The earlier method of ECG signal analysis and classification was based on decision tree method, but this is not the only method used. Hence, the frequency representation of a signal is highly required. To accomplish this, Okajima et al. (1990) studied the frequency components using the Fast Fourier Transform (FFT) and multiple narrow-bands filtering in the frequency domain at various center frequencies, followed by inverse FFT. They obtained time–frequency presentations of the QRS complex, which were different for normal subjects and patients with Coronary Artery Disease (CAD). Forgione et al. (1992) showed focal reduction of high-frequency components of the QRS complex (150–250 Hz) under myocardial ischemia induced by Percutaneous Transluminal Coronary Angioplasty (PTCA). Many other techniques have been reported for the classification of ECG signals, in particular Fuzzy and Neural Network Algorithm (Ceylan et al., 2009), machine learning methods (Michie et al., 1994), statistical or pattern-recognition methods (such as k-nearest neighbors and Bayesian classifiers (Aha et al., 1991; Dasarathy, 1990), and expert systems (Hu et al., 1997). These works include diagnostic problems in oncology, neuropsychology, and gynaecology (Lavrac, 1999). Güler et al. (2005) describes the combined neural network model to guide model selection for classification of ECG beats.

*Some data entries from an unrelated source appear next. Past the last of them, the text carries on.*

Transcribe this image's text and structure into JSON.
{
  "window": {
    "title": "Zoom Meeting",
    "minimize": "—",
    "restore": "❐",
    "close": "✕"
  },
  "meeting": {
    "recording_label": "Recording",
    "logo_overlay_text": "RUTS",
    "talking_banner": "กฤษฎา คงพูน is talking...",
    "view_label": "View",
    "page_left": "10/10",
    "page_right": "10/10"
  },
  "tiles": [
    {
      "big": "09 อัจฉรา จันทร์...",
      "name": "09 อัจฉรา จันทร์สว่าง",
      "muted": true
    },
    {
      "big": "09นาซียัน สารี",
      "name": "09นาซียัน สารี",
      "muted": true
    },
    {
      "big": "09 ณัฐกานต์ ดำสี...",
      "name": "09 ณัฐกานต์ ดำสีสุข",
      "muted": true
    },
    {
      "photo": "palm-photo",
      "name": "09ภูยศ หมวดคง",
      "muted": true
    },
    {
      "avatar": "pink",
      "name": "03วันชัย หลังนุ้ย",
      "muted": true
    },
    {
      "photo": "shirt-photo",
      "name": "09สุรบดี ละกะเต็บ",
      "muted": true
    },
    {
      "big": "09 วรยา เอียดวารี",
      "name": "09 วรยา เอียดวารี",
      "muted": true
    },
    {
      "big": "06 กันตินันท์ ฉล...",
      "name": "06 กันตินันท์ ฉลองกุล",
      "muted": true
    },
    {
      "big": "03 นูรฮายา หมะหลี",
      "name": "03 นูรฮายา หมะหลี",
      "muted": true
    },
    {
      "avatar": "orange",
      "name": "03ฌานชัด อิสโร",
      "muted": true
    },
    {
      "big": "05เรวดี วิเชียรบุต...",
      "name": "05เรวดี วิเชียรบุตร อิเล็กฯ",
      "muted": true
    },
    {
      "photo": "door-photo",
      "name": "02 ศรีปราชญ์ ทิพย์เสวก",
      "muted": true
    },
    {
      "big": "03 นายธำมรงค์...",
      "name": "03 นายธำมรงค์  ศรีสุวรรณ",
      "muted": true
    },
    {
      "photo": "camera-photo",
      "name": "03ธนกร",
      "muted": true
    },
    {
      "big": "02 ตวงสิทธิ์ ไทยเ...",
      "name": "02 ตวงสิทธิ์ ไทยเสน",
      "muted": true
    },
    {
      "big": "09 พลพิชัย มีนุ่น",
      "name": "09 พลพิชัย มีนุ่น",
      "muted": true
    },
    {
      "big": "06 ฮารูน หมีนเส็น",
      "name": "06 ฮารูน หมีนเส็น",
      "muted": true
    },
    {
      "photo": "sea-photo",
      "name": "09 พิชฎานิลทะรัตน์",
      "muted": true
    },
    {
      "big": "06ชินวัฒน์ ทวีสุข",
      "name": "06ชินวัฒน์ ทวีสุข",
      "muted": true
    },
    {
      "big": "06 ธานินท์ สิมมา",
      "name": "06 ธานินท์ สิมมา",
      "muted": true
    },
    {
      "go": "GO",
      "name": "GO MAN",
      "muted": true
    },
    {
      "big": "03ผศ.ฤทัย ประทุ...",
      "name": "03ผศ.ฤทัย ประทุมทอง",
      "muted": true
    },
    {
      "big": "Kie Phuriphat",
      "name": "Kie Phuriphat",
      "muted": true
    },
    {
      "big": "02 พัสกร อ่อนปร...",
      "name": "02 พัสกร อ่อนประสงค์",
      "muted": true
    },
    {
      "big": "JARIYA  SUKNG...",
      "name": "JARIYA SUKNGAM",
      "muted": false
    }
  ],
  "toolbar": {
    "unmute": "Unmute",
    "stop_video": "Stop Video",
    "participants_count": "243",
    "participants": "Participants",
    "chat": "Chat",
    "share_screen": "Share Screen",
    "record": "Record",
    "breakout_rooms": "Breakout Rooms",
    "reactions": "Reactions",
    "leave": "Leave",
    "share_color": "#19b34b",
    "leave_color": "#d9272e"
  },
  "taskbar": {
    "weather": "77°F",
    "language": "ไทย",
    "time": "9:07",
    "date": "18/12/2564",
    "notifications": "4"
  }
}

However, exploratory data analysis techniques have limitations on the amount of the data that can be effectively processed. The ECG data collection might contain irrelevant or redundant features that affect negatively the accuracy of the classifier algorithm. The size and dimensionality of data make it difficult to use available information to identify features that discriminate between the classes of interest. Thus, the feature selection is an important task in effective data mining to boost the sensitivity, specificity and accuracy of the classification process.
In this study, we carry out an in-depth analysis of publicly available data from the MIT-BIH Arrhythmia database (Moody & Mark, 1991) in order to detect and identify some ECG abnormalities by using Data Mining classification methods. One main goal is to establish, apply, and evaluate the use of Data Mining methods in differentiating between some clinical and pathological observations.